Benny Golson in Hollywood
Nach dem Erfolg mit den Jazz Messengers setzte er seine Ideen im gemeinsam mit dem Trompeter Art Farmer geführten Jazztet fort und ging dann, in kluger Früherkenntnis der sich verändernden Verhältnisse im Jazz, 1962 als Filmmusikkomponist nach Hollywood. Als einer der wenigen Afro-Amerikaner konnte er sich dort erfolgreich als Komponist für TV-Serien wie "M.A.S.H.", "Mannix" oder "Mission: Impossible" etablieren. Sein Instrument rührte er kaum noch an.
"Ich wollte nicht mehr als Jazzmusiker gesehen werden. Ich wollte Komödien und Dramen machen, nicht nur 'hippe Jazzsachen'. Also lehnte ich jeden Gig ab, und irgendwann rief keiner mehr an. Das Comeback fühlte sich an, als ob man einen Schlaganfall überwinden würde.

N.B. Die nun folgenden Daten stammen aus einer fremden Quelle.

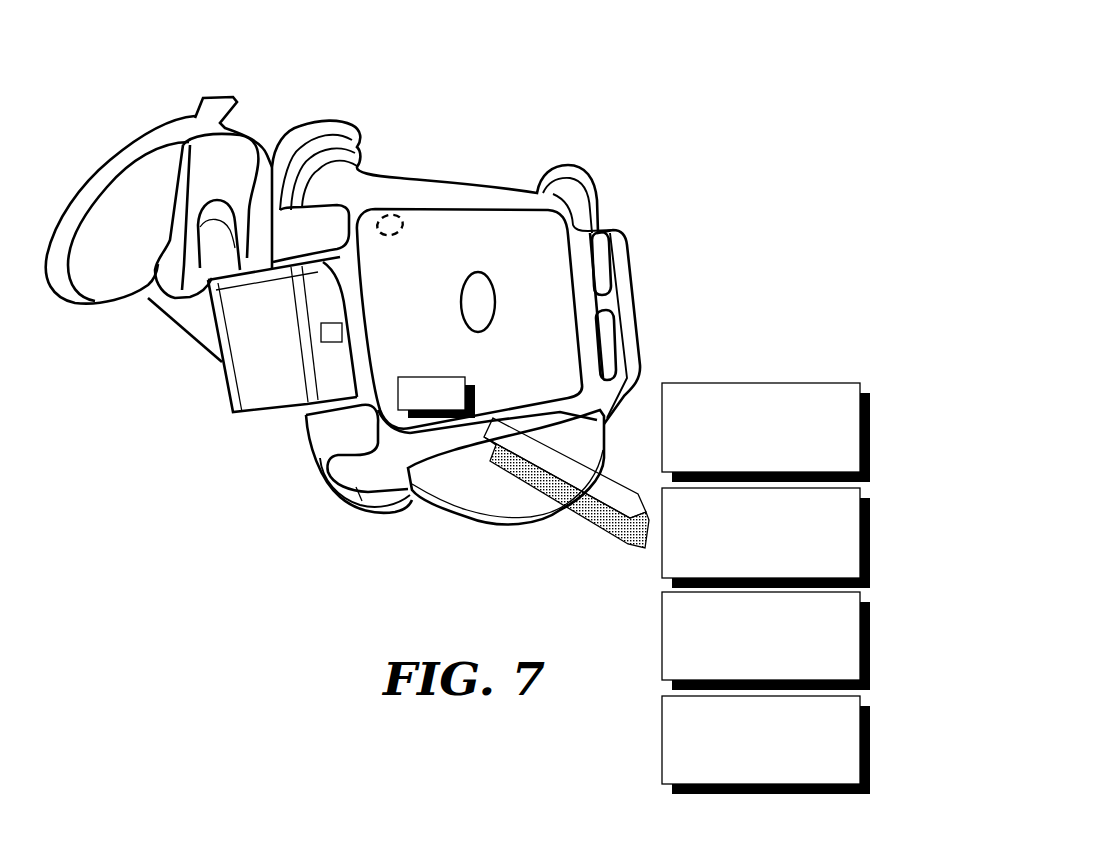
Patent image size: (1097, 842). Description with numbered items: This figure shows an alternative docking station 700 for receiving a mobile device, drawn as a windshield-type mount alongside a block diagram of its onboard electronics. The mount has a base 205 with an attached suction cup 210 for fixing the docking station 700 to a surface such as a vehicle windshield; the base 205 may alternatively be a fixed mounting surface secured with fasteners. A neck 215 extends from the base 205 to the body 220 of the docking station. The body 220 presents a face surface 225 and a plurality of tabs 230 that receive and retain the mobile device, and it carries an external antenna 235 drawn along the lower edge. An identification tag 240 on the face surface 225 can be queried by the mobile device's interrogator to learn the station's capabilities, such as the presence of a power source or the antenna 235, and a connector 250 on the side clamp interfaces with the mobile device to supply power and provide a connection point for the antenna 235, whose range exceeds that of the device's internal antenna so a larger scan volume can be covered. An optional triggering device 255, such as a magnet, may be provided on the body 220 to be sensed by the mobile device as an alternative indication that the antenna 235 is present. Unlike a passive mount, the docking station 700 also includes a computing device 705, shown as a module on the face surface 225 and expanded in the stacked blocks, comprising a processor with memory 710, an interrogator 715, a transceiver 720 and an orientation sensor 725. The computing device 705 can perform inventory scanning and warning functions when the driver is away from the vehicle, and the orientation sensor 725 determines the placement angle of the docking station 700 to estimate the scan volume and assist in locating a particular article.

The docking station 700 is at (631, 90).
The base 205 is at (100, 277).
The suction cup 210 is at (147, 147).
The neck 215 is at (177, 317).
The body 220 is at (457, 193).
The face surface 225 is at (507, 230).
The tabs 230 is at (320, 220).
The antenna 235 is at (470, 497).
The identification tag 240 is at (453, 300).
The connector 250 is at (320, 334).
The triggering device 255 is at (407, 213).
The computing device 705 is at (473, 390).
The processor with memory 710 is at (766, 432).
The interrogator 715 is at (766, 538).
The transceiver 720 is at (766, 641).
The orientation sensor 725 is at (766, 745).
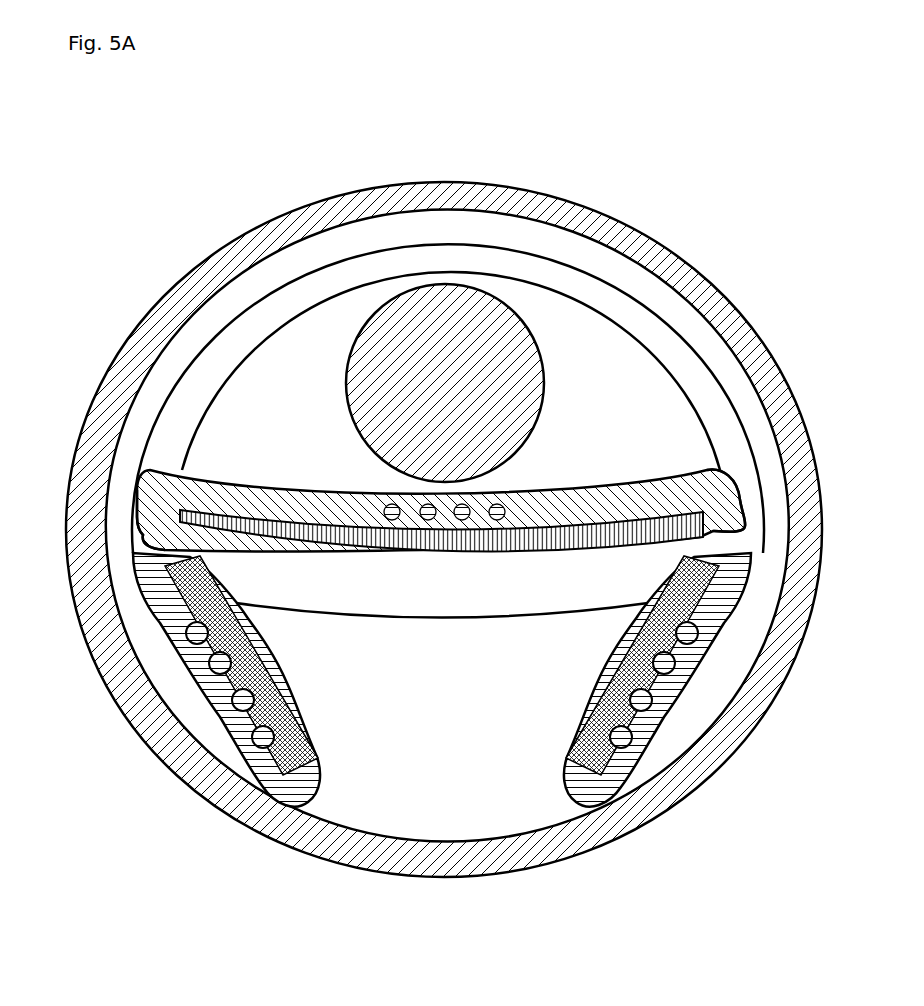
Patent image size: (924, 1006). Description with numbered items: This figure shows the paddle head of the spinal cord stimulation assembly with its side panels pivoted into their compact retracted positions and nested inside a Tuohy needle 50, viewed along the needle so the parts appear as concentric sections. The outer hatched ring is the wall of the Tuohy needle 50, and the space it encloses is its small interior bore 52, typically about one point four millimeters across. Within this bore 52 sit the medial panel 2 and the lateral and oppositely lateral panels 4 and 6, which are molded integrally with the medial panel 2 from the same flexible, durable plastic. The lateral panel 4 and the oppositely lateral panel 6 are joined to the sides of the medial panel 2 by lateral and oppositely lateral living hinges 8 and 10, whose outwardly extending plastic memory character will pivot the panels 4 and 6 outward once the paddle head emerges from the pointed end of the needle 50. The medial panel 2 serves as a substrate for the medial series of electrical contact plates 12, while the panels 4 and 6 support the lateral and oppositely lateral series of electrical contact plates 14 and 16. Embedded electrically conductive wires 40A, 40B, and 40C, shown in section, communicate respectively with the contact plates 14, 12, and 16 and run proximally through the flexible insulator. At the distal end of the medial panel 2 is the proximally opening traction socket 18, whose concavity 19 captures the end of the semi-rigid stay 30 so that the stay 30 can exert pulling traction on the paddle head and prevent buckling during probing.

The medial panel 2 is at (272, 498).
The lateral panel 4 is at (567, 805).
The oppositely lateral panel 6 is at (288, 790).
The lateral living hinge 8 is at (742, 507).
The oppositely lateral living hinge 10 is at (140, 553).
The medial series of electrical contact plates 12 is at (533, 533).
The lateral series of electrical contact plates 14 is at (590, 705).
The oppositely lateral series of electrical contact plates 16 is at (290, 705).
The stay end receiving traction socket 18 is at (272, 303).
The concavity 19 is at (645, 380).
The semi-rigid stay 30 is at (455, 375).
The electrically conductive wires 40A is at (630, 625).
The electrically conductive wires 40B is at (427, 520).
The electrically conductive wires 40C is at (253, 623).
The Tuohy needle 50 is at (578, 218).
The interior bore 52 is at (385, 232).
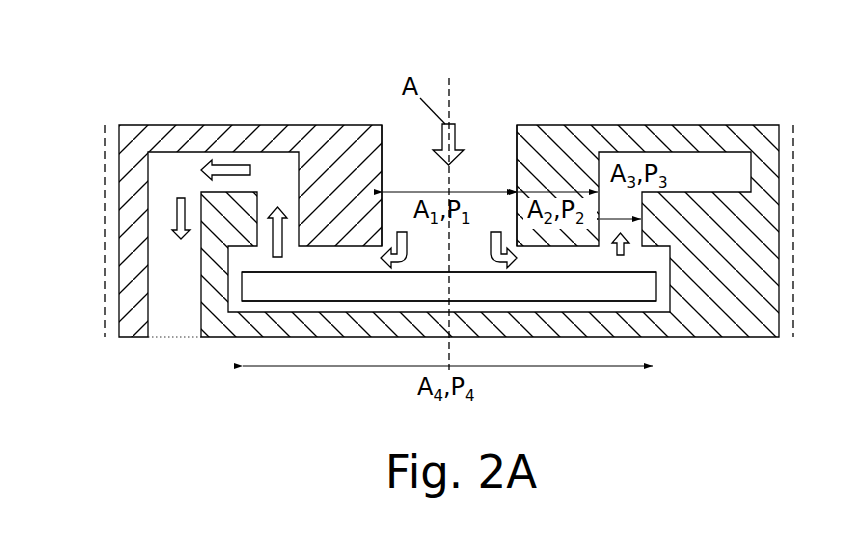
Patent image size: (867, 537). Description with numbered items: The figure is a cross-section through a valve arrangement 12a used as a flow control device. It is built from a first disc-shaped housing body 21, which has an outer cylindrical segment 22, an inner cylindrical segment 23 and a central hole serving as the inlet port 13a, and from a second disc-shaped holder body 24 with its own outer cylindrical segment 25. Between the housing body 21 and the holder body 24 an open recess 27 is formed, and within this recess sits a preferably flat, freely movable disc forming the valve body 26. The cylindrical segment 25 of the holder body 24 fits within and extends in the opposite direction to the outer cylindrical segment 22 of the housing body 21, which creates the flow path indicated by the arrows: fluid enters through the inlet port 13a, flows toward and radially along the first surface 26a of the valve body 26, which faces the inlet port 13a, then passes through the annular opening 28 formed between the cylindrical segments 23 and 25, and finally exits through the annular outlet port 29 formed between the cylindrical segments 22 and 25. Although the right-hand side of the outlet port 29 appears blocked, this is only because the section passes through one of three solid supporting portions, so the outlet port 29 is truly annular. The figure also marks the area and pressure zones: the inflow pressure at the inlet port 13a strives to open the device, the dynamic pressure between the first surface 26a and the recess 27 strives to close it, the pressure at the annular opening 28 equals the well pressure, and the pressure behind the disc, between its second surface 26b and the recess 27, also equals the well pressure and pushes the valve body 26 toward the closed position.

The valve arrangement 12a is at (718, 88).
The inlet port 13a is at (492, 180).
The first disc-shaped housing body 21 is at (212, 209).
The outer cylindrical segment 22 is at (132, 252).
The inner cylindrical segment 23 is at (358, 183).
The second disc-shaped holder body 24 is at (643, 322).
The outer cylindrical segment 25 is at (220, 287).
The valve body 26 is at (549, 306).
The first surface 26a is at (600, 273).
The second surface 26b is at (572, 300).
The recess 27 is at (662, 283).
The annular opening 28 is at (282, 193).
The outlet port 29 is at (176, 250).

Ich war nicht mehr derselbe, meine Konzepte hatten sich verändert, ich brauchte zehn Jahre um mich wieder mit mir wohlzufühlen", so Benny Golson.
Rückkehr zum Jazz
1982 kehrten Golson und Art Farmer mit einer neuen Jazztet-Ausgabe auf die Bühne zurück. Nach Farmers Tod gründete Golson 1999 eine dritte Version: das New'tet. Alles Grüße aus einer großen Zeit des Jazz. 1994 erhielt Golson die Guggenheim Fellowship, zwei Jahre später die höchste US-Jazzauszeichnung, den NEA Jazz Master Award. Einen bescheidenen, aber signifikanten Auftritt hatte er als Protagonist seiner selbst im Steven Spielberg-Film "The Terminal" 2004 an der Seite von Tom Hanks.
Völlig unbeachtet von der Öffentlichkeit lebte Golson lange Zeit im beschaulichen Friedrichshafen am Bodensee. Nicht einmal sein ehemaliger Pianist Peter Madsen auf der anderen Seite des Sees in Bregenz wusste davon. Vor einigen Jahren kehrte der Saxofonist wegen einer Erkrankung seiner Frau in die USA zurück. Nach kurzer Krankheit ist er nun am 21. September in seiner Wohnung in Manhattan verstorben, teilte sein langjähriger Agent und Manager Jason Franklin mit.
Benny Golson 2019 auf dem Elbjazz Festival
Der Jazzwelt wird Benny Golson als Komponist einer besonders fruchtbaren Jazzepoche in Erinnerung bleiben, dem Hamburger Publikum speziell vielleicht auch durch seinen Auftritt im Jahr 2019, beim Festival Elbjazz. Nachzuhören in Aufnahmen des NDR, die auf CD erschienen sind. Der Ton des damals 90-Jährigen war zwar schon etwas dünn und wackelig geworden, Benny Golsons Geschichten aber waren nach wie vor dicht und stark. Sie waren das Echo einer der innovativsten Zeiten des Jazz, die auch viele Türen für den Jazz der Gegenwart geöffnet hat.